Mais comumente, o exercício do consentimento pelo paciente após ser esclarecido sobre a conduta recomendada – respeito ao princípio da autonomia- provoca uma interpretação reducionista pelo médico que a aproxima de uma categoria médica, do final de um fluxograma de conduta com forte sustentação cognitiva e a afasta do reconhecimento das emoções e dos sentimentos do paciente, porventura envolvidos na resposta. Afinal, as emoções são tradicionalmente pintadas como vieses em tomadas de decisão no contexto da Medicina, conceito que resulta transferido para o paciente, ou seja, há a expectativa que ele também decida de modo frio perante as responsabilidades com a solução dos próprios riscos à saúde e à vida. Por exemplo, numa circunstância em que um procedimento ou uma conduta de observação cuidadosa sejam cabíveis, a apresentação da alternativa ao paciente não deve ser se ele prefere ou uma ou outra – ele pode consentir com qualquer uma caso o médico seja incisivo numa delas-, mas, idealmente, como um ato de construção, se uma delas lhe encaixa melhor no momento.

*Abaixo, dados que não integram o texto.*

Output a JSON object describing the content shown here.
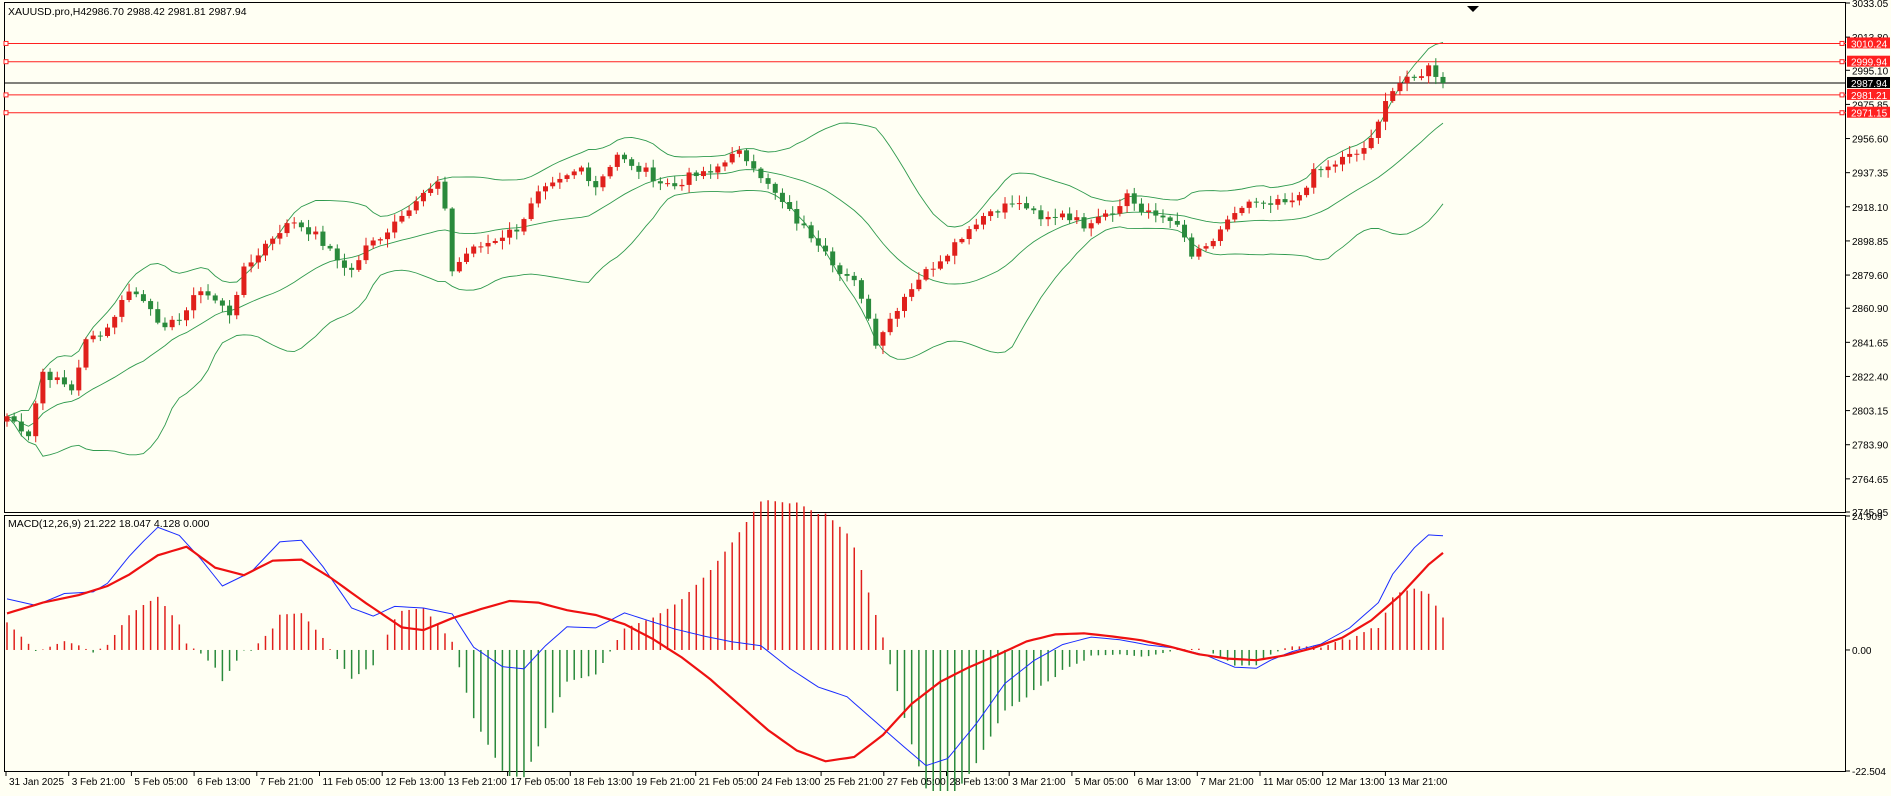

Desta maneira, a beira do leito convive com as respostas Sim ou Não do paciente como divisor de águas em relação ao ponto do (não)equilíbrio entre estética (percepção, emoção e sentimento) e cognição. O ato afirmativo de consentir, especialmente se realizado sem idas-e-vindas privilegia a cultura médica, une objetivos e afina o princípio da beneficência com o da autonomia (cognição>estética). Mas, quando se dá um ato de não consentimento, surge a dificuldade, pois há a necessidade de uma abordagem profissional que não abdique do rigor dos argumentos propositivos, mas, inclua a tolerância para opiniões divergentes e a abertura para emoções e sentimentos (estética> cognição). A prática de uma flexibilidade de conotação perceptivo-sensorial em relação à identidade e ao poder do paciente como parte do processo de atenção a suas necessidades de saúde.
Há situações onde o exercício do paternalismo fraco- que não pode exercer coerção- a insistência sustentada por mais esclarecimentos e dedicação de tempo contribui para reverter o Não para o Sim de uma forma moralmente aceitável. Todavia, o paciente irredutível em seu não consentimento costuma gerar angústia no médico que sempre pensa e raciocina na dimensão da Medicina por ofício. Perante os habituais efeitos estressantes da impossibilidade de cumprimento de um organograma mental beneficente, percebe-se que o médico, em geral, não está treinado para se ver não aplicando o que está recomendado pela Medicina fundamentado numa atenção à percepção sensorial.
Exemplifiquemos com um paciente adulto jovem que é portador de uma doença desde a adolescência e que tem indicação para se submeter a um procedimento diagnóstico invasivo relevante para a caracterização do prognóstico. Ele se recusa, torna-se agressivo, exige alta hospitalar, nada parece demovê-lo. Um caso para alta a pedido, o cuidado para não representar um autoritarismo de cárcere privado em momento de inexistência de risco iminente de morte evitável. O problema é a medida da insistência pelo médico para que o paciente consinta e, não infrequente, há uma inter consulta à Psiquiatra mas se certificar que o paciente está capaz. É ocasião em que a presença de uma consultoria da Bioética faz-se vantajosa para ampliar a análise empírica, normativa e de razões, visando à segurança ética e legal.